3) In the PDE Editor, the Browse... button. Many extensions need IDs provided in another extension. For example a menu contribution (org.eclipse.ui.menus) needs a commandId (org.eclipse.ui.commands). If you are asked to fill in an ID and there is a Browse... button, use it. It will give you a filterable list, and cuts down on cut&paste errors.

These 3 are examples of PDE tools that you probably don't use very often, but when you need them they're *really* helpful.

Friday, February 05, 2010

e4 and "early" compatibility

As the model for the e4 workbench stabilizes we're back working hard on the compatibility layer. Right now it consists of the gutted org.eclipse.ui.workbench plugin. The idea is to support the API we have in org.eclipse.workbench, but based on the e4 workbench model and e4 services, instead of the mass of internal code in parts, perspectives, and presentations.

We're taking a 2 pronged approach.
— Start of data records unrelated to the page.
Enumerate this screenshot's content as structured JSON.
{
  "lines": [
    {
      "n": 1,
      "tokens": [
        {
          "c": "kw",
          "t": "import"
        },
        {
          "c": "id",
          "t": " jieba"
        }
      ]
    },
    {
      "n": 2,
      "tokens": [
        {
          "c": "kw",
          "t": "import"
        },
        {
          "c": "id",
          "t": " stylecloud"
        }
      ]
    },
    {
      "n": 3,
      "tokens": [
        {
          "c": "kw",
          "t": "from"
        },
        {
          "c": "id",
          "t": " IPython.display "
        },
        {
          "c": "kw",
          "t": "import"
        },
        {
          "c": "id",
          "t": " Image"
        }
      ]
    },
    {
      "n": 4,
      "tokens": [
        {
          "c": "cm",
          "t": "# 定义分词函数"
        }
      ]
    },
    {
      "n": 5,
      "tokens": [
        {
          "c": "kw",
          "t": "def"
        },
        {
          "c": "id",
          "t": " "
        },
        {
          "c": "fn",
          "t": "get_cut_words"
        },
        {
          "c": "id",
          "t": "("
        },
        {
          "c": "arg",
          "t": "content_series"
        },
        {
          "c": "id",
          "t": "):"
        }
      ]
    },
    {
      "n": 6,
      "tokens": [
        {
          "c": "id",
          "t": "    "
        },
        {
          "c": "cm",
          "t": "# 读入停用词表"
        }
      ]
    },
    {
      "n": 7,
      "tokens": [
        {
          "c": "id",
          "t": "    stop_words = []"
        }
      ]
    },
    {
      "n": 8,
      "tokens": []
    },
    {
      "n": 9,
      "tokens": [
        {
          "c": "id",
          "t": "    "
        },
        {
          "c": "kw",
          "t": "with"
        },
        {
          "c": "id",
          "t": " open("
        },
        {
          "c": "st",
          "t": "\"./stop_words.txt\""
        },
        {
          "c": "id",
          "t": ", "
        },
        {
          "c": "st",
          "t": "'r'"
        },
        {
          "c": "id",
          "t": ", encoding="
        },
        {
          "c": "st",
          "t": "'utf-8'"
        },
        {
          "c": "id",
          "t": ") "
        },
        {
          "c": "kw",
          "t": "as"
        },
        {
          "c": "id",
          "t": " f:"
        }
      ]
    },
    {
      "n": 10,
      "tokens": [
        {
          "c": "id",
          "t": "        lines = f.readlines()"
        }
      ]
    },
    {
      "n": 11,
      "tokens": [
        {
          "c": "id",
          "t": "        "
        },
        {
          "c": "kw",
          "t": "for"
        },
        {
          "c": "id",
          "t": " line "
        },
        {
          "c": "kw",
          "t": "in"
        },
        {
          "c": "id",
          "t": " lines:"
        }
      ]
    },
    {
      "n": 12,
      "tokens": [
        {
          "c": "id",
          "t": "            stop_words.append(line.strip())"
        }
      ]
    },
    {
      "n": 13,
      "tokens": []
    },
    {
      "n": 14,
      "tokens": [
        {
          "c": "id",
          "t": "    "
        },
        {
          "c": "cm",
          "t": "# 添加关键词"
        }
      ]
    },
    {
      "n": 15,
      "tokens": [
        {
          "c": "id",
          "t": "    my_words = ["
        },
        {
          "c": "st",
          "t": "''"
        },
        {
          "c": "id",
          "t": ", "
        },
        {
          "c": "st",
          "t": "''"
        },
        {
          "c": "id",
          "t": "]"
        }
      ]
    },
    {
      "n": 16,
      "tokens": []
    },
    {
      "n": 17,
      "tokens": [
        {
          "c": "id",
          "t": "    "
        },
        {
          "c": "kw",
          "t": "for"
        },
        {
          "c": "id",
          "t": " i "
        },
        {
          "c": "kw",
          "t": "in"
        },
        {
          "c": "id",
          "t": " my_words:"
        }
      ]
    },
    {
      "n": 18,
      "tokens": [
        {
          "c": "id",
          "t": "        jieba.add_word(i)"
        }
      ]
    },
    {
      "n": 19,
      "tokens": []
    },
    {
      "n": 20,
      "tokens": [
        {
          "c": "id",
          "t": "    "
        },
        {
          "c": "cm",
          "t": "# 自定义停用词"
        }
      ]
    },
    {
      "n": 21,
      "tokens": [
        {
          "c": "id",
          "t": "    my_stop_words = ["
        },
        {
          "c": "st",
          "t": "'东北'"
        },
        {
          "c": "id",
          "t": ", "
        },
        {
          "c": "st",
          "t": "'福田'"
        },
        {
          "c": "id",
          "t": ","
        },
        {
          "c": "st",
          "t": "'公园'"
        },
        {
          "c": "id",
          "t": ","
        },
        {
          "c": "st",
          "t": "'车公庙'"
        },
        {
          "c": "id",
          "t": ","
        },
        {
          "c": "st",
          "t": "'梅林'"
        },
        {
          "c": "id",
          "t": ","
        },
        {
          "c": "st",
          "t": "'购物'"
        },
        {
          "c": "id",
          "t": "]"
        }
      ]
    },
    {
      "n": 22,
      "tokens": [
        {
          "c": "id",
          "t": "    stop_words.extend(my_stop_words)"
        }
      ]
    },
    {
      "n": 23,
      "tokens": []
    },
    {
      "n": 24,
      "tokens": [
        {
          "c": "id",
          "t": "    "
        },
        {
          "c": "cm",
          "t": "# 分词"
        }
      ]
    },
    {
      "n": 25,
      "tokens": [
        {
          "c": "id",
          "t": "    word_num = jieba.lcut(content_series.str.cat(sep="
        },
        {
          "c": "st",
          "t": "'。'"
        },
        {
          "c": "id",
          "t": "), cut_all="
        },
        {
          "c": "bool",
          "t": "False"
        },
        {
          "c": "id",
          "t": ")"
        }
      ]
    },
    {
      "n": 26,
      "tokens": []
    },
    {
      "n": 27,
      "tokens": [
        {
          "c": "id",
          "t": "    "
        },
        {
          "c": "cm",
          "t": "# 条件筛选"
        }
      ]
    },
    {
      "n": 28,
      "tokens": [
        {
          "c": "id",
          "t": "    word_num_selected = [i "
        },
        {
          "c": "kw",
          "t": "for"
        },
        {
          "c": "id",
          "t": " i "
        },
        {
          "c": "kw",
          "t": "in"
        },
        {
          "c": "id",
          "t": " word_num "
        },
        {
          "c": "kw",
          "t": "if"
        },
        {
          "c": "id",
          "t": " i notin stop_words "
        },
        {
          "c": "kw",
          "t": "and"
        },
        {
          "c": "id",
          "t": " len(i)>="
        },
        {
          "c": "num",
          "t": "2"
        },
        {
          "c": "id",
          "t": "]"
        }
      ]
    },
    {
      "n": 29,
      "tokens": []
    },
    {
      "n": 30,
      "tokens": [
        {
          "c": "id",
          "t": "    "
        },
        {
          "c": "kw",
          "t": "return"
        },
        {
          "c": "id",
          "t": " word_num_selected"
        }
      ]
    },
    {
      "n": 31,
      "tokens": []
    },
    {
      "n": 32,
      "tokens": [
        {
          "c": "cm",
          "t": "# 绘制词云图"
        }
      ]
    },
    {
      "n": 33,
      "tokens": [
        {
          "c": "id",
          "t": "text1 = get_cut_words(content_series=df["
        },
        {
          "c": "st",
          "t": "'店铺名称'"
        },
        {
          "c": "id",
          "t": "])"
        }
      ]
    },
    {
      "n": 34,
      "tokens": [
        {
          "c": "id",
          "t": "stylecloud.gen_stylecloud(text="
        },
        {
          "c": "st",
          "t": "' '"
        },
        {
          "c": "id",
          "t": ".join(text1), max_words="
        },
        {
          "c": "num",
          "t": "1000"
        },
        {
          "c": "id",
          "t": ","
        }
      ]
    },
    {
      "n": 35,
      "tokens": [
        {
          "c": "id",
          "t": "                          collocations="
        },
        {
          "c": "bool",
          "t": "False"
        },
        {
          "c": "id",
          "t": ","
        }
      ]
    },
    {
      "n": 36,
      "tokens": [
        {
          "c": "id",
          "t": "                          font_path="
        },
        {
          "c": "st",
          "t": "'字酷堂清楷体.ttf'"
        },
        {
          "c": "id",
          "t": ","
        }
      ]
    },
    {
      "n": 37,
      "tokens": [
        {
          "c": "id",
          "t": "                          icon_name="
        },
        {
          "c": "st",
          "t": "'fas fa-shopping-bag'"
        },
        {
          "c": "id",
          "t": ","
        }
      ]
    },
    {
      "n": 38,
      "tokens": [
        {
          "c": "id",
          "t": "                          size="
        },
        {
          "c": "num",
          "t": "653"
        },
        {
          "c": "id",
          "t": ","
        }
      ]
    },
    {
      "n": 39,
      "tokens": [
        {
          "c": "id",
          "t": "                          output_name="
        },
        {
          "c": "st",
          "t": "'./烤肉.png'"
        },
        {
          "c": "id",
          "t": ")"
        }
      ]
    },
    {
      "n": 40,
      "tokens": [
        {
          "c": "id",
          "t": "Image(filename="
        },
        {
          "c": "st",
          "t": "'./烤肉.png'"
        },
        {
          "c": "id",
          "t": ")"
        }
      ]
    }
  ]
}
Creating an e4 IDE application and slowly adding useful views and actions, seeing what is needed to bring them up. We want to support a useful number of views (like the Project Explorer and Problems view) sooner rather than later.

We're also running the org.eclipse.ui.tests.api.ApiTestSuite (after cleaning up internal references in the tests themselves with the aid of a tweaklet). ApiTestSuite covers the most common scenarios (opening and closing windows, perspectives, views, and editors), and supporting our API is a good way to help 3.x plugins run on e4 with the compatibility layer.